5. Le problème des exportations pharmaceutiques, des prix des médicaments et de la délocalisation de la production industrielle vers les Etats-Unis n’est pas encore résolu et, à l’heure actuelle, les sanctions éventuelles sont encore inconnues. L’économie suisse est «prisonnière de l’industrie pharmaceutique» (selon Georges Kern, PDG de Breitling). Christoph Mäder, président d’Economiesuisse, s’est jusqu’à présent épuisé à se lamenter et à adresser des demandes absurdes à la Berne fédérale pour la suppression de l’impôt minimum de l’OCDE, selon le modèle de Trump. Interpharma, quant à elle, réclame en Suisse des augmentations compensatoires des prix des médicaments sur le marché intérieur. Chez Economiesuisse, les grands groupes pharmaceutiques sont les membres les plus influents et ceux qui versent les cotisations les plus élevées. Economiesuisse doit d’abord mettre de l’ordre dans ses propres affaires et obliger les groupes pharmaceutiques à prendre leurs responsabilités. A Berne, on prétend que le président du conseil d’administration de Roche, Severin Schwan, a accompagné la délégation officielle suisse aux négociations afin de défendre les privilèges des grandes entreprises pharmaceutiques. Le problème pharmaceutique n’est pas avant tout un problème fédéral, mais d’abord un problème de gestion interne à Economiesuisse!

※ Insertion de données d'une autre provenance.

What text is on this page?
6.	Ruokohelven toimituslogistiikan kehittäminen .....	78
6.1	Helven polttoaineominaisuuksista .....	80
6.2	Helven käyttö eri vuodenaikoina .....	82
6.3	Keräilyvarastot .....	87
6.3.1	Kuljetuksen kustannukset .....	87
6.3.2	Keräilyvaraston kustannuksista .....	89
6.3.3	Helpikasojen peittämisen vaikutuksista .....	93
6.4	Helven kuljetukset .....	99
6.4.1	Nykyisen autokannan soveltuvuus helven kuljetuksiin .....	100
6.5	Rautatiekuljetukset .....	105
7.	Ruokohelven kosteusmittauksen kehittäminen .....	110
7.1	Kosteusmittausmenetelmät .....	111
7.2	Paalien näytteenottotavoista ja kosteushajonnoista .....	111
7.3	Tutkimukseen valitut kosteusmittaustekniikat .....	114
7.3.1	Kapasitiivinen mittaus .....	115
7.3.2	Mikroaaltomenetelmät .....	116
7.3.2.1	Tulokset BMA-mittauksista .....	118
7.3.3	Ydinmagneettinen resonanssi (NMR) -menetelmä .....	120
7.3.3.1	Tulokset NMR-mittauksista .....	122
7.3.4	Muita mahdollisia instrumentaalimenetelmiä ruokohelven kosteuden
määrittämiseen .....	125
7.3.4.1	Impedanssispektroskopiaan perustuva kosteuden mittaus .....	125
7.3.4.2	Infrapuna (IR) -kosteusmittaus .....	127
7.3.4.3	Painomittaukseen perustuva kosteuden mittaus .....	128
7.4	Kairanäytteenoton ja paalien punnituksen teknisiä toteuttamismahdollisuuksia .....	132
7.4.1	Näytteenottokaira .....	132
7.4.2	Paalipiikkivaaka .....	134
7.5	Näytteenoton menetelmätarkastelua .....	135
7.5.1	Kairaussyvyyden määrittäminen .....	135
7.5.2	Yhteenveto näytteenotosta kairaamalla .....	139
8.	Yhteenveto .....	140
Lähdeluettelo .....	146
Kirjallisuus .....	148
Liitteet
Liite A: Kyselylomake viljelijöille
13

6. Nous vivons dans une nouvelle ère de politique de puissance. C’est le pouvoir qui prime, et non le droit. Nous assistons à la formation d’une structure de pouvoir tripolaire avec les Etats-Unis, la Chine et la Russie, trois zones d’influence hégémoniques et de plus en plus autoritaires. Entre elles se trouve une Union européenne de plus en plus faible sur le plan commercial et économique. L’âge d’or de la paix relative et de l’hyper-globalisation entre 1990 et 2020, avec un ordre fondé sur des règles, est révolu. Cela nécessite de nouvelles stratégies nationales de la part de la Suisse, par exemple la poursuite du développement d’accords bilatéraux de libre-échange avec les grands marchés en croissance du Sud. Même quand M. Trump ne sera plus, l'ancien ordre mondial ne sera pas rétabli.

* Rudolf Strahm a été conseiller national PS et surveillant fédéral des prix. Il a été secrétaire central du PS pendant sept ans, président de l’association bernoise des locataires pendant quatre ans et président de l’Association suisse des locataires (Suisse alémanique) pendant 13 ans.